Consequently, we now live in a world in which our browsing habits have become a commodity, and most of the time, the tracking is so discreet that consumers don’t even know the extent to which they’re being monitored.

FINDING PEOPLE. When it comes to people-search sites and how they go about building a portfolio on you, much of the information comes from public records, such as court records, property deeds, social-networking sites, telephone books and utility-company records. These sites also will buy information from third-party companies that might have mailed you a catalog or encouraged you to turn in a warranty card.

One site, Spokeo, will show you a picture (free) of a person’s residence when you simply type in his/her name and state. Spokeo also sells estimates of people’s creditworthiness and income. It used to market itself as a way for employers to perform a quick background check on potential employees. That’s despite the fact that the company notes on its information page that its data “is not verified,” “may not be entirely accurate” and “might not be completely up-to-date.” In other words, employers could learn things about you that are completely false or misleading. For instance, an employer might jump to the conclusion that you’re a drug user just because they saw that you joined a pro-medical-marijuana group.

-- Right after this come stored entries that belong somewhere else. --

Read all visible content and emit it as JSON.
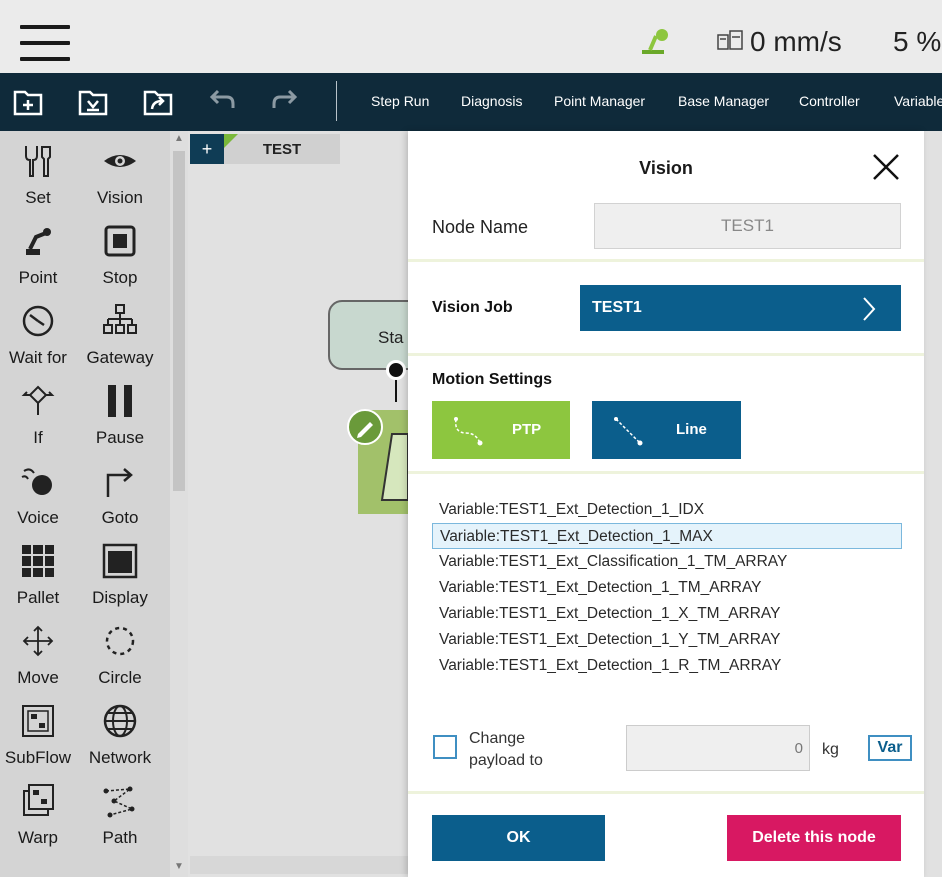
{
  "status": {
    "speed": "0 mm/s",
    "percent": "5 %"
  },
  "toolbar": {
    "items": [
      "Step Run",
      "Diagnosis",
      "Point Manager",
      "Base Manager",
      "Controller",
      "Variable"
    ]
  },
  "palette": {
    "items": [
      {
        "label": "Set",
        "icon": "wrench-icon"
      },
      {
        "label": "Vision",
        "icon": "eye-icon"
      },
      {
        "label": "Point",
        "icon": "robot-arm-icon"
      },
      {
        "label": "Stop",
        "icon": "stop-icon"
      },
      {
        "label": "Wait for",
        "icon": "clock-icon"
      },
      {
        "label": "Gateway",
        "icon": "gateway-icon"
      },
      {
        "label": "If",
        "icon": "if-icon"
      },
      {
        "label": "Pause",
        "icon": "pause-icon"
      },
      {
        "label": "Voice",
        "icon": "voice-icon"
      },
      {
        "label": "Goto",
        "icon": "goto-icon"
      },
      {
        "label": "Pallet",
        "icon": "pallet-icon"
      },
      {
        "label": "Display",
        "icon": "display-icon"
      },
      {
        "label": "Move",
        "icon": "move-icon"
      },
      {
        "label": "Circle",
        "icon": "circle-icon"
      },
      {
        "label": "SubFlow",
        "icon": "subflow-icon"
      },
      {
        "label": "Network",
        "icon": "globe-icon"
      },
      {
        "label": "Warp",
        "icon": "warp-icon"
      },
      {
        "label": "Path",
        "icon": "path-icon"
      }
    ]
  },
  "canvas": {
    "tab_label": "TEST",
    "tab_add": "+",
    "start_label": "Sta"
  },
  "dialog": {
    "title": "Vision",
    "node_name_label": "Node Name",
    "node_name_value": "TEST1",
    "vision_job_label": "Vision Job",
    "vision_job_value": "TEST1",
    "motion_settings_label": "Motion Settings",
    "ptp_label": "PTP",
    "line_label": "Line",
    "variables": [
      "Variable:TEST1_Ext_Detection_1_IDX",
      "Variable:TEST1_Ext_Detection_1_MAX",
      "Variable:TEST1_Ext_Classification_1_TM_ARRAY",
      "Variable:TEST1_Ext_Detection_1_TM_ARRAY",
      "Variable:TEST1_Ext_Detection_1_X_TM_ARRAY",
      "Variable:TEST1_Ext_Detection_1_Y_TM_ARRAY",
      "Variable:TEST1_Ext_Detection_1_R_TM_ARRAY"
    ],
    "selected_variable_index": 1,
    "change_payload_label": "Change payload to",
    "payload_value": "0",
    "payload_unit": "kg",
    "var_button": "Var",
    "ok_button": "OK",
    "delete_button": "Delete this node"
  },
  "colors": {
    "toolbar_bg": "#0f2a3a",
    "primary": "#0b5e8c",
    "green": "#8dc63f",
    "danger": "#d81862"
  }
}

Center for Democracy & Technology, which is dedicated to keeping the Internet free from censorship, filed a complaint in June 2010 with Federal Trade Commission and argued that Spokeo was violating the Fair Credit Reporting Act. That act allows anyone who’s turned down for housing, a job or a loan on the basis of his/her credit to see a copy of the report and correct any information that’s in it. Spokeo immediately changed its website to stop marketing to employers, and FTC didn’t act on the complaint. The company continues to point to its information page, where it rejects any responsibility for the accuracy of its information. And it continues to sell information about people. It just markets it differently.